I spent my summer in the Alice Creek Basin and on Wolf Creek Ranch, about an hour from Lincoln, Montana, setting up and moving around 30 cameras in a high severity burn area, and healthy unburned-growth forest. The Alice Creek fire burned over 20,000 acres of land in the summer of 2017. I was conducting my own original research focusing on wildlife presence in burned and unburned areas and how the areas compared to one another.
When I first arrived at Alice Creek I only had a faint idea what to except. If you’ve never been in a high severity burn site, the first time is quite a breathtaking experience. The area looked like something out of an apocalypse movie. The ground was pure black, with the skeletal toothpick remains of 30-40ft trees towering above head. Absolutely no green could be seen. The air was quiet and still, completely devoid of any life. The whole feeling was ethereal, like we were pioneers, the first life to set foot in the area after the fires had ravaged the basin the previous summer.

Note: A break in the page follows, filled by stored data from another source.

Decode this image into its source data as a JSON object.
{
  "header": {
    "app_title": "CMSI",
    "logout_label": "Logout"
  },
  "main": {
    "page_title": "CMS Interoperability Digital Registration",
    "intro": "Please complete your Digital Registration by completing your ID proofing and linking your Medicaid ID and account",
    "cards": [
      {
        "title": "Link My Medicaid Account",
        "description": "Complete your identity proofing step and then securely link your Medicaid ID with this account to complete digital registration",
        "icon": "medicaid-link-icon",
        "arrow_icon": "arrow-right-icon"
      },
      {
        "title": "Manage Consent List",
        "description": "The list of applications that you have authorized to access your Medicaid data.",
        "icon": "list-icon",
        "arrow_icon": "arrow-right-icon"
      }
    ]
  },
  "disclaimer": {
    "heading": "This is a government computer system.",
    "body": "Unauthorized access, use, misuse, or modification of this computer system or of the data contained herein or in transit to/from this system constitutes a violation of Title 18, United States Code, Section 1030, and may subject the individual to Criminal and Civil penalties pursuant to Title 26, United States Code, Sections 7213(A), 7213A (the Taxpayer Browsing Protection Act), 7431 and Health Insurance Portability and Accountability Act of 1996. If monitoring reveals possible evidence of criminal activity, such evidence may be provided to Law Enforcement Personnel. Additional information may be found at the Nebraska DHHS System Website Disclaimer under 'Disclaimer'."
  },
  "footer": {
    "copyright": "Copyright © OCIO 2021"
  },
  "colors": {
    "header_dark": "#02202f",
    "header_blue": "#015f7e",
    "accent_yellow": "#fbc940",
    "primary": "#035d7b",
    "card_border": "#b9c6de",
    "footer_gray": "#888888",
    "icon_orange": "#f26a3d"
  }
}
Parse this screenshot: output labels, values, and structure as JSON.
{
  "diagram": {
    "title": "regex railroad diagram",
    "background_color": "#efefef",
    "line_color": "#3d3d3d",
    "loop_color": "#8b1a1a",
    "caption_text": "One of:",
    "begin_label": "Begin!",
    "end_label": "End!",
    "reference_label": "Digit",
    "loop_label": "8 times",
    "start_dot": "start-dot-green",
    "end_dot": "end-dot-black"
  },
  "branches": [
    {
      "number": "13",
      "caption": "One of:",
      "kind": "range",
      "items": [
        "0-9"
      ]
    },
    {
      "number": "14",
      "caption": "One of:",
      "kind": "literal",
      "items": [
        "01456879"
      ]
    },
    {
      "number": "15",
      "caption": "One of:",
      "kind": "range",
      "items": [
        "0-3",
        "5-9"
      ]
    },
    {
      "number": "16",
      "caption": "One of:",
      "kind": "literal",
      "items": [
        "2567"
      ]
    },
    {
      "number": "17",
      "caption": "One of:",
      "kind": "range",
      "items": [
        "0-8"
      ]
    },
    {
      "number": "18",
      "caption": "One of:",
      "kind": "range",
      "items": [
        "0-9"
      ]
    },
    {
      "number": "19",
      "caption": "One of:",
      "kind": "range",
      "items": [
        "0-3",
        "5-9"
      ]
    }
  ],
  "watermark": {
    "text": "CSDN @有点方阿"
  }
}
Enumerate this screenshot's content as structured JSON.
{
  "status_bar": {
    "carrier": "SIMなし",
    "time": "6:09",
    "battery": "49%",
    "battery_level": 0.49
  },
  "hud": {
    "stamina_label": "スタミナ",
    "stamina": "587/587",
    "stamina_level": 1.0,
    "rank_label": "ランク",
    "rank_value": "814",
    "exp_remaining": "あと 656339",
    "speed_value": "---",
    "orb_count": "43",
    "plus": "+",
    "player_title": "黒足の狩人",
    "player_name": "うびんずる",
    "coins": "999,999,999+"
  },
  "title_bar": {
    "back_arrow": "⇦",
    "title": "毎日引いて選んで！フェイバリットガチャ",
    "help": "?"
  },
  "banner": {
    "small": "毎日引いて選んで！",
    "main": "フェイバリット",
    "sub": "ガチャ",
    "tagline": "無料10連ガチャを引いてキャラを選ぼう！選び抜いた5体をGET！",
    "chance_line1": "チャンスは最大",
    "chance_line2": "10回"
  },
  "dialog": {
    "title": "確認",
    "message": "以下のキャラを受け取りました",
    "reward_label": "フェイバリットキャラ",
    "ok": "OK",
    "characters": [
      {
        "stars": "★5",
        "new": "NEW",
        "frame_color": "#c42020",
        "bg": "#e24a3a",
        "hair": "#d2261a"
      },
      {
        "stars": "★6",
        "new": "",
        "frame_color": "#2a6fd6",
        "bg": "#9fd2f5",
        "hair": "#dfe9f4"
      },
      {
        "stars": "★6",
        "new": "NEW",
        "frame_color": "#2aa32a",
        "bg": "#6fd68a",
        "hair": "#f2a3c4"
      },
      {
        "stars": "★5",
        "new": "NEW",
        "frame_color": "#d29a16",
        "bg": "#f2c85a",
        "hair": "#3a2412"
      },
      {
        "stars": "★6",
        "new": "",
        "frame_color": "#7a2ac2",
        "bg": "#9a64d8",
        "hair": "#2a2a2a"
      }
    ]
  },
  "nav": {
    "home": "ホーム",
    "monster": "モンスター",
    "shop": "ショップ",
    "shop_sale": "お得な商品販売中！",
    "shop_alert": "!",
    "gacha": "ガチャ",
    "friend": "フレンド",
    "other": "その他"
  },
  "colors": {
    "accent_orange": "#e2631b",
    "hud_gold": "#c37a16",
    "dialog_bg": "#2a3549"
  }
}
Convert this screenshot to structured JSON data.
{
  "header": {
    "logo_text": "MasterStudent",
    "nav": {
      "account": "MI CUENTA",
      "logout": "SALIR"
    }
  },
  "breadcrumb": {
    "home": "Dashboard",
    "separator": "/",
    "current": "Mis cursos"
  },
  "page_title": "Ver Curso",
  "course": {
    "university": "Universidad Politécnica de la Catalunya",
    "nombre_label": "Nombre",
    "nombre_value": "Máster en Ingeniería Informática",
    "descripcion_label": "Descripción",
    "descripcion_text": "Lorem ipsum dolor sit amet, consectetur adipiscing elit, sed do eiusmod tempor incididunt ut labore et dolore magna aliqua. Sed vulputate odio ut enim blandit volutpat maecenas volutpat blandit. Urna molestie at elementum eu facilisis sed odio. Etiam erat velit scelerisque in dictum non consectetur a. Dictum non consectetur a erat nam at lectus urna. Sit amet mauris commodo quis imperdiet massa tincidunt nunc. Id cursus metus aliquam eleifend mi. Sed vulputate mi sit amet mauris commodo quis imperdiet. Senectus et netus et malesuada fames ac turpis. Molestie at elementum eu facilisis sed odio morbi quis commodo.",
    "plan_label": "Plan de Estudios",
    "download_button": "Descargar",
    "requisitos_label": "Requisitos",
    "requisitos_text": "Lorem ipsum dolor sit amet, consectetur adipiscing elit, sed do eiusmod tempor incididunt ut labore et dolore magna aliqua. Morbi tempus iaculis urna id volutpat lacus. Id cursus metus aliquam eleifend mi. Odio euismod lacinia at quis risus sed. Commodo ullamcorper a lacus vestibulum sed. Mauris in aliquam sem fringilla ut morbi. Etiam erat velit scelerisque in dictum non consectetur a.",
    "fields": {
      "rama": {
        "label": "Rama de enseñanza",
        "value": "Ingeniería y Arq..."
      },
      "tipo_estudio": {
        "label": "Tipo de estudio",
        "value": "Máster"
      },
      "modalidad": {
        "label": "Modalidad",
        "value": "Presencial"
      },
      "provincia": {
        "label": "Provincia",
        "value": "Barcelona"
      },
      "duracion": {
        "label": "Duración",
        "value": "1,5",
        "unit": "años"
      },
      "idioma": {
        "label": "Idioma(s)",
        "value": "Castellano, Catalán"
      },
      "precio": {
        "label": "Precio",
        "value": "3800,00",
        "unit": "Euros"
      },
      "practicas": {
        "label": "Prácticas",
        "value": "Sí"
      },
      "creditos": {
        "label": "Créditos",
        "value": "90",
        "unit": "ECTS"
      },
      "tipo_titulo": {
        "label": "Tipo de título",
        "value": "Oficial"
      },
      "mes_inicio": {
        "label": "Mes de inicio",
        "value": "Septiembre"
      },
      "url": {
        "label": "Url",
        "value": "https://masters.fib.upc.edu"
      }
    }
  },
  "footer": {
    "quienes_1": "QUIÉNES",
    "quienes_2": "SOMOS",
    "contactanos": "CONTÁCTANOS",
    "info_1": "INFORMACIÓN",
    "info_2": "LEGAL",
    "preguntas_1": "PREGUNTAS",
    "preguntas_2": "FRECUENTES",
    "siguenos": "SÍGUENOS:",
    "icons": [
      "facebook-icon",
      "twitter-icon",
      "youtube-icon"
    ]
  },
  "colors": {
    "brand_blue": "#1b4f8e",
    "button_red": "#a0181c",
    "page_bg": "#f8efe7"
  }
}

We spent the rest of the day traversing up and down the steep slopes and ravines of the immense basin, placing cameras and conducting vegetation sampling as we went. It was hard work, and on that first day, a flicker of doubt crossed my mind multiple times. It’s always been a dream of mine to conduct my own research, but as more and more small problems arose, I contemplated if I had been too ambitious. Doubt was replaced by concern, and I feared that all my hard work to get to this point might have been for nothing. It was around this same time we came to the summit of the basin, after hours of nothing but uphill hiking we were finally at the top. As I stood overlooking the breathtaking view, my fears started to melt away. I had made it this far, over half of the cameras had been set up and there was no turning back. As in any type of research, problems will always arise, but now I was ready to face them. As I stood on the top of that mountain, I knew everything was going to be okay.
Now the summer is coming to a close. Pretty soon I’ll be heading up to Alice Creek for the last time. The cameras will be collected, the data will be sorted, and I’ll start the next step in my research and start writing my paper. I had an amazing summer. My research, for the most part, went smoothly, I conquered my anxieties and reinforced the love I have for working in nature. Over the last couple of months I watched the Alice Creek Basin slowly transform. While scars left by the fire will remain for the next century, life is slowly returning. On my last visit the ground was carpeted with yellow glacial lilies and pink fireweed, rejuvenated by the nitrogen-rich soil. Birds were singing and surprisingly enough I found several nests tucked into overturned trees roots, the gaping mouths of newborn chicks staring at me. Although fire is destructive, it can be healthy for an ecosystem. While I was saddened by the loss of this once magnificent forest, I saw a poetic beauty in it. The fire wasn’t an end, as so much as it was a chance to start again.